In [None]:
import numpy as np
import pandas as pd
import matplotlib.pyplot as plt

# Useful sklearn imports
from sklearn.linear_model import LogisticRegression
from sklearn.metrics import (
    accuracy_score,
    confusion_matrix,
)
from sklearn.preprocessing import LabelEncoder, StandardScaler
from sklearn.datasets import fetch_openml

# Logistic regression

## Data loading and exploration

In [None]:
# Data for logistic regression
def real_data_logistic():
    # We will load the Titanic dataset form openml
    try:
        titanic_data = fetch_openml(
            name="titanic",
            version=1,
            as_frame=True
        )
        df_titanic = titanic_data.frame.drop('body', axis=1)
    except Exception as e:
        print(f"Error loading Titanic dataset: {e}.")

    # Features
    X_titanic = df_titanic.drop('survived', axis=1)
    # Target variable
    y_titanic = df_titanic['survived']

    return X_titanic, y_titanic

### Get real data for logistic regression

In [None]:
X, y = real_data_logistic()

### Explore the data, visualizing it, etc.

In [None]:
# What type of data do we have?
print('X data types:')
print(X.dtypes)
print('\n')
print('y data types:')
print(y.dtypes)

In [None]:
X.head()

In [None]:
# Convert categorical variables to dummies
X = pd.get_dummies(
    X,
    columns=['sex','embarked'],
    drop_first=True)


In [None]:
X.head()

In [None]:
# Let's encode the categorical variables
def encode_categorical(X):
    # Select the categorical columns
    cat_cols = X.select_dtypes(include=['object']).columns
    print(f'Categorical columns: {cat_cols}')
    
    # Create a label encoder object
    le = LabelEncoder()

    # Apply the label encoder to each column
    for col in cat_cols:
        X[col] = le.fit_transform(X[col])

    return X


# The rest, simply encode
X_encoded = encode_categorical(X)

In [None]:
X_encoded.head()

In [None]:
# Drop NaN values
X_features = X_encoded.dropna()
y_target = y.loc[X_features.index]

## Fit a logistic regression model

In [None]:
# Define a Logistic Regression model
???

# MLE fitting
???

In [None]:
# Look at the coefficients
print('Model coefficients:')
print(model_logistic.coef_)
print('Model intercept:')
print(model_logistic.intercept_)
print('Model classes:')
print(model_logistic.classes_)
print('Model number of iterations:')
print(model_logistic.n_iter_)
print('Model score:')
print(model_logistic.score(X_features, y_target))

In [None]:
# Evaluate the model
y_pred_logistic = model_logistic.predict(X_features)
y_pred_proba_logistic = model_logistic.predict_proba(X_features)[:, 1]  # Probabilities for ROC AUC

print("--- Logistic Regression (Titanic Dataset) ---")
print("Accuracy:", accuracy_score(y_target, y_pred_logistic))
print("Confusion Matrix:\n", confusion_matrix(y_target, y_pred_logistic))

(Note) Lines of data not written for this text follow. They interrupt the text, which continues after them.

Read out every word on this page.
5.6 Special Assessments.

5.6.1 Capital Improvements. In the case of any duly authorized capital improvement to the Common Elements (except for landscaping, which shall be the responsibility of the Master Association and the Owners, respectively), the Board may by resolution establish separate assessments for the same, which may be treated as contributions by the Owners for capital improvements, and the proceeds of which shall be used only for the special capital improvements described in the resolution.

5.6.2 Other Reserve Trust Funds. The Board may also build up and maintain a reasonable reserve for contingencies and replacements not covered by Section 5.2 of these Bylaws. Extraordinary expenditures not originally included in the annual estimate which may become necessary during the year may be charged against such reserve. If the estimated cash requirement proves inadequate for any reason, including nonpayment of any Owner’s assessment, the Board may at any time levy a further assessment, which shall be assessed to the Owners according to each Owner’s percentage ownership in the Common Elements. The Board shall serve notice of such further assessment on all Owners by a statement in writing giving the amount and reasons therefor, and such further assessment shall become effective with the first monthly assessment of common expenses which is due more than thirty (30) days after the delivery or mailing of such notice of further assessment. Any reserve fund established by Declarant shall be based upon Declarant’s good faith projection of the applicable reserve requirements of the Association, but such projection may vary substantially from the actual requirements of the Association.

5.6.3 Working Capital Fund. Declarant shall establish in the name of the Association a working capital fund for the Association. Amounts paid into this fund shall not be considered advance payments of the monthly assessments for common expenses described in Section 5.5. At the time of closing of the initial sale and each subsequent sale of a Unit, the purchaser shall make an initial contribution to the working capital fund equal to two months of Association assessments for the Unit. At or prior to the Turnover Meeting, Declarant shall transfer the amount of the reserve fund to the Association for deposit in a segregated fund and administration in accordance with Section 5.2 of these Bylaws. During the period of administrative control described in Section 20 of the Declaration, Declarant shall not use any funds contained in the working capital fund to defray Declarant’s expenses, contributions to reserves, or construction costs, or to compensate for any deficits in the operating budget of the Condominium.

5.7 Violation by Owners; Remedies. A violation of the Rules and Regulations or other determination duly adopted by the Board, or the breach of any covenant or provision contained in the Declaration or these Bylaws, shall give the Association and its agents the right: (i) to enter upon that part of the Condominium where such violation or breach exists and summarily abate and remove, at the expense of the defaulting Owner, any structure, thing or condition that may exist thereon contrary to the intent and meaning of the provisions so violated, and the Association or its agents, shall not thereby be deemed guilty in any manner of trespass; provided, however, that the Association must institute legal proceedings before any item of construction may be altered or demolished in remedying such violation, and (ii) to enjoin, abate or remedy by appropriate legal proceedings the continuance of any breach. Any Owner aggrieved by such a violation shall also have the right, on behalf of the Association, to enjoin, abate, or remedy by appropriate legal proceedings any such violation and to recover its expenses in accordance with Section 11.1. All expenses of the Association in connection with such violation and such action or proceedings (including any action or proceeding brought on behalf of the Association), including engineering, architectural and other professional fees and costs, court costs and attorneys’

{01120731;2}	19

# Multinomial logistic regression

## Data loading and exploration

In [None]:
def real_data_multinomial():
    # Load the Iris dataset
    from sklearn.datasets import load_iris
    iris_data = load_iris()
    df_iris = pd.DataFrame(data=iris_data.data, columns=iris_data.feature_names)
    df_iris['target'] = iris_data.target  # 0, 1, or 2

    # Features
    X_iris = df_iris.drop('target', axis=1)
    # No need for significant preprocessing here, but good practice to scale
    scaler = StandardScaler()
    X_iris_scaled = scaler.fit_transform(X_iris) #scale the data
    # Target variable
    y_iris = df_iris['target']

    return X_iris_scaled, y_iris, iris_data.feature_names, iris_data.target_names

### Get real data for multinomial regression

In [None]:
X, y, feature_names, target_name = real_data_multinomial()

### Feel free to explore the data, visualizing it, etc.

In [None]:
# What type of data do we have?
print('X with features={}'.format(feature_names))
print(X)

In [None]:
print('y with target={}'.format(target_name))
print(y)

## Fit a multinomial regression model

In [None]:
# Define a multinomial logistic regression
model_multinomial = LogisticRegression(
    ???
)

# Fit the model
model_multinomial.fit(
    ???
)

In [None]:
# Evaluate the model
y_pred_multinomial = model_multinomial.predict(X)
print("\n--- Multinomial Logistic Regression (Iris Dataset) ---")
print("Accuracy:", accuracy_score(y, y_pred_multinomial))
print("Confusion Matrix:\n", confusion_matrix(y, y_pred_multinomial))